Supposedly, the less we expect, the less disappointed we will be.  But without expectation, what standard would I hold for my home, my kids, . . . myself?  Obviously I have relatively high standards, and I think the same is true for most in our society.

But why are so many depressed or anxious?  What isn’t working?

I think part of it is the thinking that follows the line of “if I’m doing my part, everything should be okay . . . especially for me.”  Or maybe the expectation that if I can’t do something directly to fix xyz, then someone else will fix it.

Maybe there is expectation that life shouldn’t be too hard, that one shouldn’t have to sacrifice too much.

Maybe if it’s someone else’s problem, it’s none of my business.

I don’t know how I would go about my life if these were my expectations.  I think I work from these basic principles and the resulting expectations.
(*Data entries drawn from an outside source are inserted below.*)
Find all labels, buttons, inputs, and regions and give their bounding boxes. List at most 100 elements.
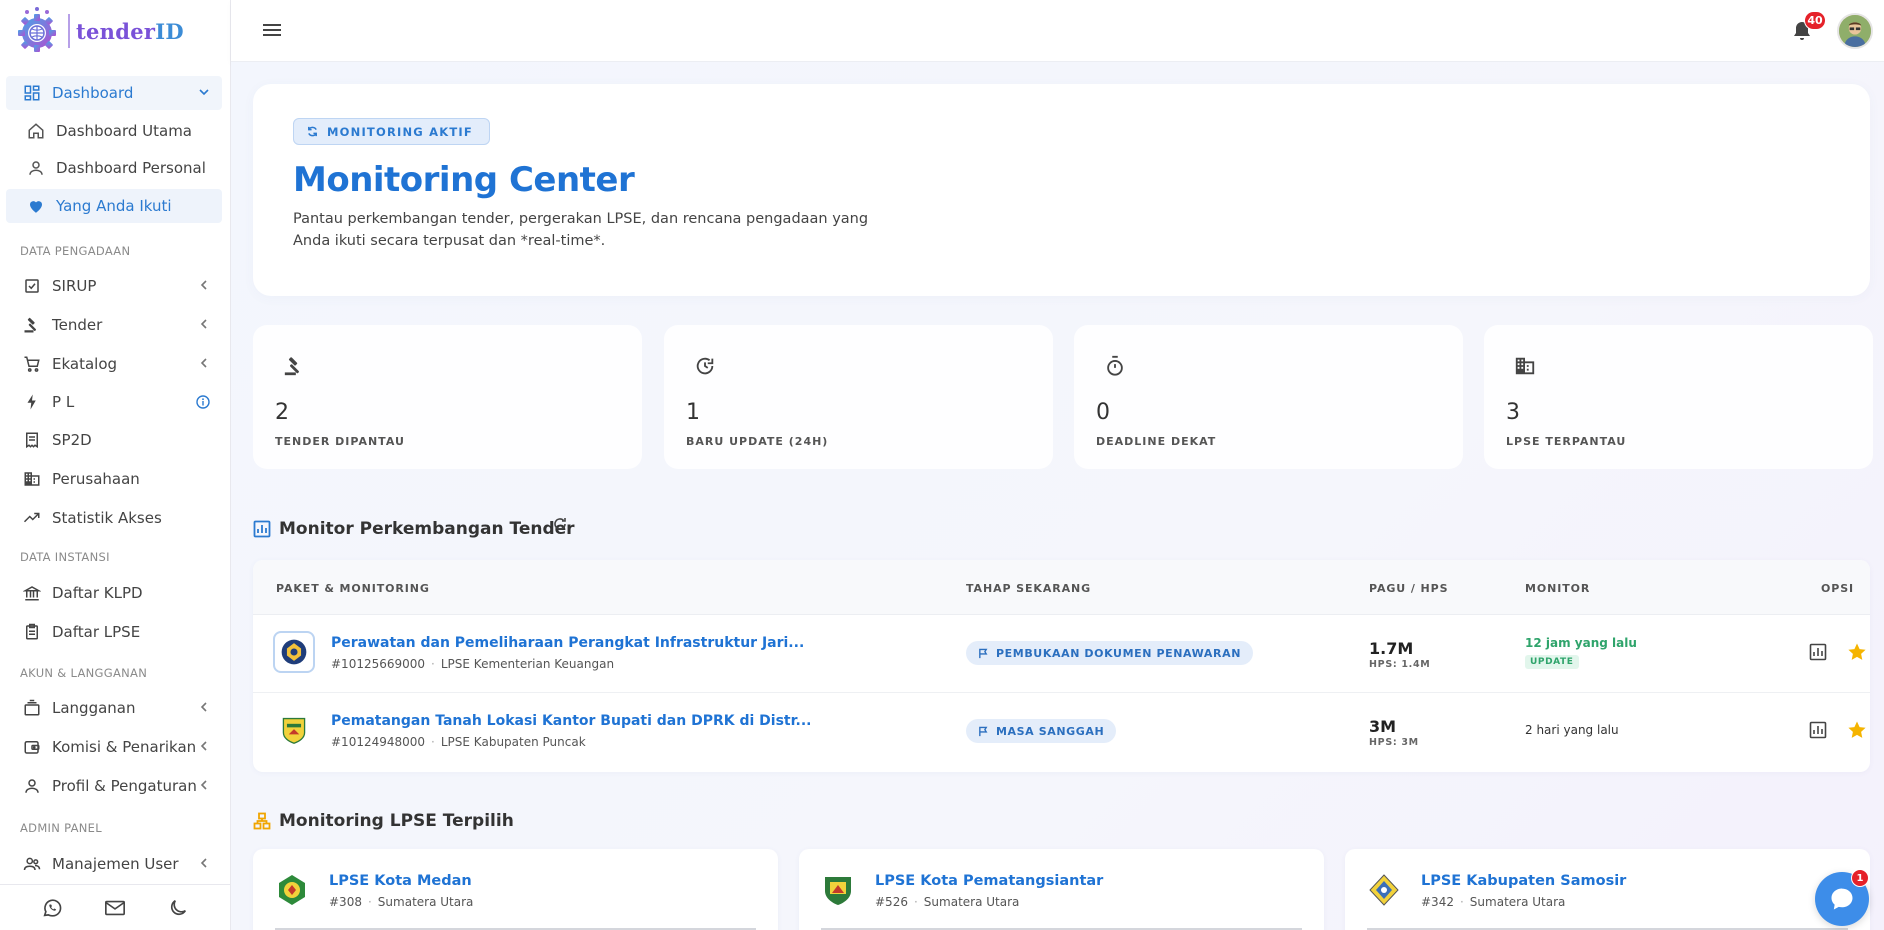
stat-card-lpse-terpantau: 3 LPSE TERPANTAU <box>1484 325 1873 469</box>
col-header-monitor: MONITOR <box>1525 582 1591 595</box>
tender-title-link[interactable]: Perawatan dan Pemeliharaan Perangkat Inf… <box>331 635 804 651</box>
update-badge: UPDATE <box>1525 655 1579 669</box>
kab-puncak-logo <box>273 709 315 751</box>
person-icon <box>22 776 42 796</box>
sidebar-item-manajemen-user[interactable]: Manajemen User <box>6 847 222 881</box>
logo-divider <box>68 14 70 48</box>
chevron-left-icon <box>200 280 207 290</box>
stage-label: PEMBUKAAN DOKUMEN PENAWARAN <box>996 646 1242 660</box>
user-avatar[interactable] <box>1837 13 1873 49</box>
chevron-left-icon <box>200 358 207 368</box>
sidebar-item-label: P L <box>52 393 75 411</box>
sidebar-item-label: SP2D <box>52 431 92 449</box>
whatsapp-icon[interactable] <box>41 897 63 919</box>
sidebar-item-label: SIRUP <box>52 277 97 295</box>
chart-box-icon[interactable] <box>1809 643 1827 661</box>
sidebar-item-dashboard-personal[interactable]: Dashboard Personal <box>6 151 222 185</box>
refresh-icon[interactable] <box>552 516 568 532</box>
chart-box-icon[interactable] <box>1809 721 1827 739</box>
stat-value: 1 <box>686 400 700 425</box>
receipt-icon <box>22 430 42 450</box>
sidebar-item-profil[interactable]: Profil & Pengaturan <box>6 769 222 803</box>
sidebar-item-ekatalog[interactable]: Ekatalog <box>6 347 222 381</box>
kota-pematangsiantar-logo <box>825 877 851 905</box>
star-icon[interactable] <box>1847 720 1867 740</box>
lpse-card-medan[interactable]: LPSE Kota Medan #308 · Sumatera Utara <box>253 849 778 930</box>
building-icon <box>22 469 42 489</box>
timer-icon <box>1107 355 1123 376</box>
monitoring-status-pill: MONITORING AKTIF <box>293 118 490 145</box>
main-content: MONITORING AKTIF Monitoring Center Panta… <box>231 62 1884 930</box>
pill-label: MONITORING AKTIF <box>327 124 473 139</box>
stat-value: 3 <box>1506 400 1520 425</box>
chart-box-icon <box>253 520 271 538</box>
chat-bubble-icon <box>1831 888 1853 910</box>
sidebar-item-sp2d[interactable]: SP2D <box>6 423 222 457</box>
chevron-down-icon <box>199 89 209 96</box>
sidebar-item-label: Yang Anda Ikuti <box>56 197 172 215</box>
section-label-akun: AKUN & LANGGANAN <box>20 666 148 680</box>
section-title-text: Monitor Perkembangan Tender <box>279 519 575 539</box>
kemenkeu-logo <box>273 631 315 673</box>
trending-up-icon <box>22 508 42 528</box>
checkbox-icon <box>22 276 42 296</box>
sidebar-item-yang-anda-ikuti[interactable]: Yang Anda Ikuti <box>6 189 222 223</box>
col-header-tahap: TAHAP SEKARANG <box>966 582 1092 595</box>
col-header-paket: PAKET & MONITORING <box>276 582 430 595</box>
stage-badge: PEMBUKAAN DOKUMEN PENAWARAN <box>966 641 1254 665</box>
lpse-meta: #526 · Sumatera Utara <box>875 895 1020 909</box>
stat-label: TENDER DIPANTAU <box>275 435 405 448</box>
sidebar-item-label: Dashboard Personal <box>56 159 206 177</box>
sidebar-item-label: Langganan <box>52 699 136 717</box>
flag-icon <box>979 726 988 736</box>
sidebar-item-statistik[interactable]: Statistik Akses <box>6 501 222 535</box>
building-icon <box>1515 357 1535 375</box>
mail-icon[interactable] <box>104 897 126 919</box>
flag-icon <box>979 648 988 658</box>
sidebar-item-label: Perusahaan <box>52 470 140 488</box>
lpse-name: LPSE Kota Pematangsiantar <box>875 873 1104 889</box>
sidebar-item-komisi[interactable]: Komisi & Penarikan <box>6 730 222 764</box>
sidebar-item-klpd[interactable]: Daftar KLPD <box>6 576 222 610</box>
info-icon <box>196 395 210 409</box>
table-row: Perawatan dan Pemeliharaan Perangkat Inf… <box>253 615 1870 693</box>
tender-meta: #10124948000 · LPSE Kabupaten Puncak <box>331 735 586 749</box>
sidebar-item-label: Manajemen User <box>52 855 179 873</box>
sidebar-item-label: Profil & Pengaturan <box>52 777 197 795</box>
chat-badge: 1 <box>1851 869 1869 887</box>
stage-label: MASA SANGGAH <box>996 724 1105 738</box>
sidebar-item-dashboard[interactable]: Dashboard <box>6 76 222 110</box>
brand-name: tenderID <box>76 18 184 44</box>
chevron-left-icon <box>200 780 207 790</box>
institution-icon <box>22 583 42 603</box>
section-title-lpse: Monitoring LPSE Terpilih <box>253 811 514 831</box>
sidebar-item-perusahaan[interactable]: Perusahaan <box>6 462 222 496</box>
sidebar-item-dashboard-utama[interactable]: Dashboard Utama <box>6 114 222 148</box>
sidebar-item-sirup[interactable]: SIRUP <box>6 269 222 303</box>
hierarchy-icon <box>253 812 271 830</box>
section-title-text: Monitoring LPSE Terpilih <box>279 811 514 831</box>
sidebar-item-label: Dashboard <box>52 84 134 102</box>
star-icon[interactable] <box>1847 642 1867 662</box>
section-label-admin: ADMIN PANEL <box>20 821 102 835</box>
tender-table: PAKET & MONITORING TAHAP SEKARANG PAGU /… <box>253 560 1870 772</box>
pagu-value: 3M <box>1369 717 1397 736</box>
section-label-data-instansi: DATA INSTANSI <box>20 550 110 564</box>
notification-badge: 40 <box>1804 11 1826 30</box>
lpse-card-pematangsiantar[interactable]: LPSE Kota Pematangsiantar #526 · Sumatera … <box>799 849 1324 930</box>
hps-value: HPS: 3M <box>1369 737 1419 748</box>
lightning-icon <box>22 392 42 412</box>
stat-value: 0 <box>1096 400 1110 425</box>
chevron-left-icon <box>200 702 207 712</box>
page-description: Pantau perkembangan tender, pergerakan L… <box>293 211 869 249</box>
sidebar-item-tender[interactable]: Tender <box>6 308 222 342</box>
tender-title-link[interactable]: Pematangan Tanah Lokasi Kantor Bupati da… <box>331 713 811 729</box>
sidebar-item-pl[interactable]: P L <box>6 385 222 419</box>
hamburger-menu-icon[interactable] <box>263 21 283 39</box>
lpse-card-samosir[interactable]: LPSE Kabupaten Samosir #342 · Sumatera Uta… <box>1345 849 1870 930</box>
sidebar-item-langganan[interactable]: Langganan <box>6 691 222 725</box>
brand-logo[interactable]: tenderID <box>0 0 230 62</box>
sidebar-item-lpse[interactable]: Daftar LPSE <box>6 615 222 649</box>
moon-icon[interactable] <box>167 897 189 919</box>
kota-medan-logo <box>279 875 305 905</box>
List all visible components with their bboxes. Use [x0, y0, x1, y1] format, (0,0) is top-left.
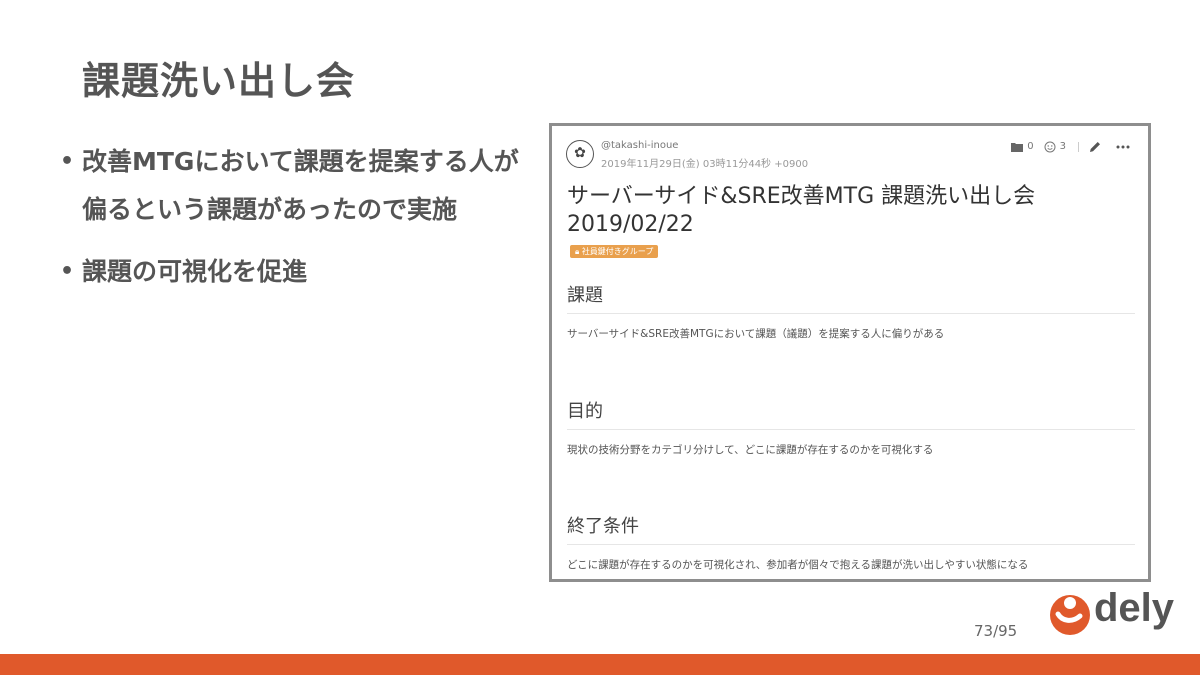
more-button[interactable]: [1116, 145, 1134, 149]
group-tag[interactable]: 🔒︎ 社員鍵付きグループ: [570, 245, 659, 258]
slide-title: 課題洗い出し会: [82, 59, 356, 103]
folder-icon: [1011, 142, 1024, 152]
avatar[interactable]: ✿: [566, 140, 594, 168]
meta-divider: [1078, 141, 1079, 152]
like-count-value: 3: [1059, 141, 1066, 152]
bullet-list: 改善MTGにおいて課題を提案する人が偏るという課題があったので実施 課題の可視化…: [60, 138, 540, 310]
section-heading: 終了条件: [567, 512, 1135, 545]
dely-logo-text: dely: [1094, 586, 1175, 630]
section-heading: 目的: [567, 397, 1135, 430]
pencil-icon: [1090, 142, 1100, 152]
section-body: どこに課題が存在するのかを可視化され、参加者が個々で抱える課題が洗い出しやすい状…: [567, 559, 1029, 571]
folder-count[interactable]: 0: [1011, 141, 1034, 152]
edit-button[interactable]: [1089, 140, 1106, 153]
bullet-item: 改善MTGにおいて課題を提案する人が偏るという課題があったので実施: [60, 138, 540, 234]
document-meta: 0 3: [1001, 140, 1134, 153]
document-title: サーバーサイド&SRE改善MTG 課題洗い出し会 2019/02/22: [567, 184, 1036, 237]
document-screenshot: ✿ @takashi-inoue 2019年11月29日(金) 03時11分44…: [549, 123, 1151, 582]
post-datetime: 2019年11月29日(金) 03時11分44秒 +0900: [601, 159, 809, 170]
folder-count-value: 0: [1027, 141, 1034, 152]
bullet-item: 課題の可視化を促進: [60, 248, 540, 296]
like-count[interactable]: 3: [1044, 141, 1066, 153]
page-number: 73/95: [974, 622, 1018, 640]
section-exit-criteria: 終了条件 どこに課題が存在するのかを可視化され、参加者が個々で抱える課題が洗い出…: [567, 512, 1135, 572]
section-purpose: 目的 現状の技術分野をカテゴリ分けして、どこに課題が存在するのかを可視化する: [567, 397, 1135, 457]
more-icon: [1116, 145, 1130, 148]
section-body: サーバーサイド&SRE改善MTGにおいて課題（議題）を提案する人に偏りがある: [567, 328, 945, 340]
smile-icon: [1044, 141, 1056, 152]
group-tag-label: 社員鍵付きグループ: [581, 247, 654, 256]
lock-icon: 🔒︎: [575, 247, 580, 256]
footer-accent-bar: [0, 654, 1200, 675]
section-heading: 課題: [567, 281, 1135, 314]
author-name[interactable]: @takashi-inoue: [601, 140, 678, 151]
section-issue: 課題 サーバーサイド&SRE改善MTGにおいて課題（議題）を提案する人に偏りがあ…: [567, 281, 1135, 341]
section-body: 現状の技術分野をカテゴリ分けして、どこに課題が存在するのかを可視化する: [567, 444, 934, 456]
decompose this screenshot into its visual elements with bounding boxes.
  • Living includes suffering –> Life is going to be hard.
  • Love & compassion alleviate suffering –> To make a difference, be compassionate.
  • We ALL have a choice –> Not everyone will make the same choices, nor will the choices always be good.
  • I am human –> I will be imperfect, try as I might to prove otherwise.
  • There is God –> There is Light, even and especially in the heart of darkness.

These are bigger expectations, of course, that things like, “My kids are respectful –> They pick up their toys and will keep the bathroom clean.”  But if I can keep my baseline clear and even, then I can keep (or at least have a chance at keeping) perspective.

When it comes to expectations, perspective can make all the difference.